Fortunately for Target, they generated huge sales and sold out the entire collection in hours despite their website crashing. That’s not always the case. Others have fallen prey to capacity issues such as this, losing revenue, reputation and customers to their competition.

Understanding Agility and Risk
IT organizations are under the gun to efficiently operate with speed and velocity in today’s fast-changing and dynamic environments that are increasingly difficult to manage. Every day it gets harder to keep pace with shifts in technology and the resulting successful business campaigns that drive buyers to stores and websites.

Today’s information-driven enterprise is reliant on IT more than ever. IT has to consistently work at optimizing for all business units to do the same. Ultimately the primary interface with customers is via IT and IT pros are increasingly being called upon to answer to stakeholders and board members. Business is conducted directly via the Internet and websites which is under IT departments domain. A company’s reputation depends on the reliability of those interfaces.
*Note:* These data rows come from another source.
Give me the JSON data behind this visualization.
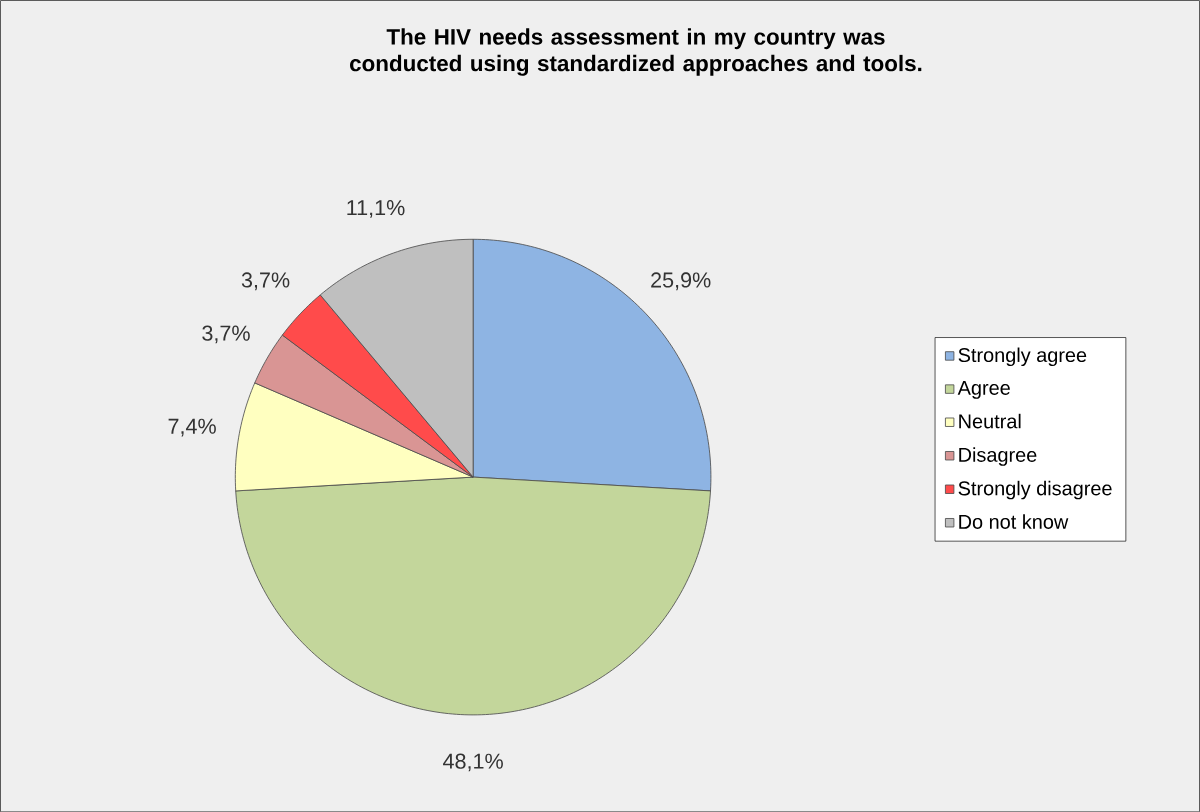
{
  "chart_data": {
    "type": "pie",
    "title": "The HIV needs assessment in my country was conducted using standardized approaches and tools.",
    "categories": [
      "Strongly agree",
      "Agree",
      "Neutral",
      "Disagree",
      "Strongly disagree",
      "Do not know"
    ],
    "values": [
      25.9,
      48.1,
      7.4,
      3.7,
      3.7,
      11.1
    ],
    "value_labels": [
      "25,9%",
      "48,1%",
      "7,4%",
      "3,7%",
      "3,7%",
      "11,1%"
    ],
    "colors": [
      "#8eb4e3",
      "#c3d69b",
      "#ffffc0",
      "#d99594",
      "#ff4b4b",
      "#bfbfbf"
    ],
    "legend": "right"
  }
}
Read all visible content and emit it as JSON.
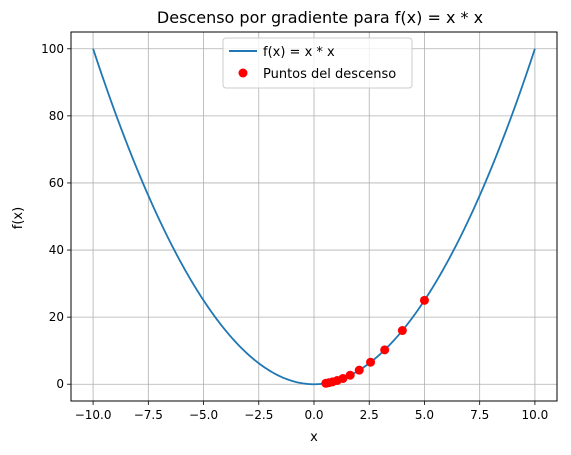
{
  "chart_data": {
    "type": "line",
    "title": "Descenso por gradiente para f(x) = x * x",
    "xlabel": "x",
    "ylabel": "f(x)",
    "xlim": [
      -11,
      11
    ],
    "ylim": [
      -5,
      105
    ],
    "x_ticks": [
      -10.0,
      -7.5,
      -5.0,
      -2.5,
      0.0,
      2.5,
      5.0,
      7.5,
      10.0
    ],
    "x_tick_labels": [
      "−10.0",
      "−7.5",
      "−5.0",
      "−2.5",
      "0.0",
      "2.5",
      "5.0",
      "7.5",
      "10.0"
    ],
    "y_ticks": [
      0,
      20,
      40,
      60,
      80,
      100
    ],
    "y_tick_labels": [
      "0",
      "20",
      "40",
      "60",
      "80",
      "100"
    ],
    "grid": true,
    "legend_position": "top-center",
    "series": [
      {
        "name": "f(x) = x * x",
        "kind": "line",
        "color": "#1f77b4",
        "function": "x^2",
        "x_range": [
          -10,
          10
        ]
      },
      {
        "name": "Puntos del descenso",
        "kind": "scatter",
        "color": "#ff0000",
        "points": [
          [
            5.0,
            25.0
          ],
          [
            4.0,
            16.0
          ],
          [
            3.2,
            10.24
          ],
          [
            2.56,
            6.5536
          ],
          [
            2.048,
            4.194304
          ],
          [
            1.6384,
            2.68435456
          ],
          [
            1.31072,
            1.7179869184
          ],
          [
            1.048576,
            1.099511627776
          ],
          [
            0.8388608,
            0.70368744177664
          ],
          [
            0.67108864,
            0.4503599627370496
          ],
          [
            0.536870912,
            0.28823037615171176
          ]
        ]
      }
    ]
  }
}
A 2013 study by Ponemon of 563 US-based companies puts the average cost per outage incident at $690,204. That figure includes damage to organizational reputation, but doesn’t account for the potential personal damage to the careers of the men women responsible for the IT operations.
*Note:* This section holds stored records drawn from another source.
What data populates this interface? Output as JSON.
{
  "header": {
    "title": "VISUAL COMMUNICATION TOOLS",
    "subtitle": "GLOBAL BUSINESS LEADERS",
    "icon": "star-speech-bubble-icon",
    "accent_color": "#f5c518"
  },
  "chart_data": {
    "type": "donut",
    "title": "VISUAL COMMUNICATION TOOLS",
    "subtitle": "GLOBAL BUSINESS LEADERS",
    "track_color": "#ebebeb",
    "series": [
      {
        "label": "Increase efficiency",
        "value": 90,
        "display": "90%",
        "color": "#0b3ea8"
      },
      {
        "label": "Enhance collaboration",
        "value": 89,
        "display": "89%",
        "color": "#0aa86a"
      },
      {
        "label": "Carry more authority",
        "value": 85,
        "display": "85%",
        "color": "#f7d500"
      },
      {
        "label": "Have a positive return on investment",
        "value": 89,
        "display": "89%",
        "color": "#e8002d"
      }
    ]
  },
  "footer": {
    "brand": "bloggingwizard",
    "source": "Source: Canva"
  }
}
Best Practices for Optimizing IT
Start by understanding your workloads and their resource demands. Once completed, create a configuration larger than your analysis indicates with some spare systems to ensure you have sufficient resources to meet demands. Afterwards, go through the steps necessary to make the systems more efficient.

Collect Accurate Data
In order to better understand how to avoid these IT outages, IT managers must be able to collect data and analyze the current situation in terms of how many resources are being used to meet service levels. It is also important to be able to predict what demands will be placed on the system in the coming months or day in the Target example. Ideally, this information comes from the business. Absent detailed business input, for many systems, history is a good indicator of future demands. Measure resource demands over the past 6-12 months and use those to input into a queuing model to accurately predict where and when a failure may occur. Leveraging all of this data will enable you to find the least expensive configuration needed to meet service levels.
History on your Side
Think about an application that has resource data being tracked at 1-5 minute intervals. This data is aggregated to 1 hour intervals and kept for 13 months. The business forecast tells you that there is a large, new customer coming up which is expected to double the volume of transactions on the system. You could take the historical system growth (determined by analyzing the past 13 months of resource consumption) and input that as a base growth rate into your model and then double the workload in the model per the business forecast. If the model indicates you will have an issue as the new customer is being added to the system, add the necessary IT resources (CPU, memory, additional virtual machines, additional cloud resources, etc.) to the model and re-evaluate the results. Do this iteratively until you get the desired results from the model in the least expensive configuration.

IT has to know how - at the business level - infrastructure affects business and put it into practices. Business risk is decreased by helping the business make the right decisions based on accurate data. The decisions based on accurate data can mean more customers can purchase what they want and when they want it.